We have a dedicated App Connector configured to send LSS logs to a syslog-ng server, and the syslog-ng server feeds into Splunk. We noticed several months ago that we were missing a lot of logs in Splunk. After performing a packet capture on the App Connector we saw that the syslog-ng server was dropping a lot of traffic and responding back with a TCP Reset. Has anyone ever seen anything like this or have any ideas what the issue may be?
Yes – are you using a cert based authentication from LSS to Syslog NG – and is that NG a cluster or a single standalone device?

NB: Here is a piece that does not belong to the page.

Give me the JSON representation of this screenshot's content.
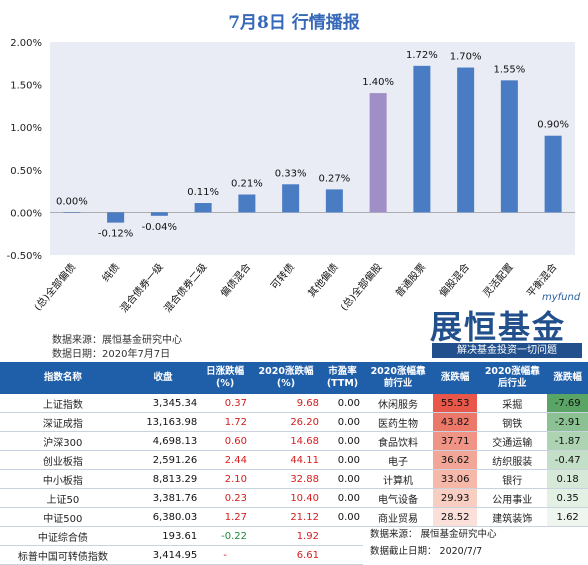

We use both NSS & NSS FW and LSS ---- log feeds to support logs from both ZIA and ZPA tenants —we use separate ports custom ports for each log service and certificate trust to support the continued use of encryption as it leaves the Zscaler platform --this helped immensely ---- keep in mind that log traffic from LSS and NSS can come in batches ---- as it processes ----- so SYSLOG NG can get overwhelmed ------ look to your network port configurations and interfaces in use as they can contribute to the problem you are seeing
Thank you for the info. We actually just found syslog-ng is rejecting connections from the app connector due to exceeding the connection limit:
Looks like the default value for max connections in syslog-ng is 10. Any input on what we should set it to?
Update: We kept raising the connection limit until the errors stopped, for us that was 200 connections. We appear to getting all the ZPA logs in Splunk now.
Thank you so much for marking the solution and for updating the community! Glad to hear that the problem has been solved.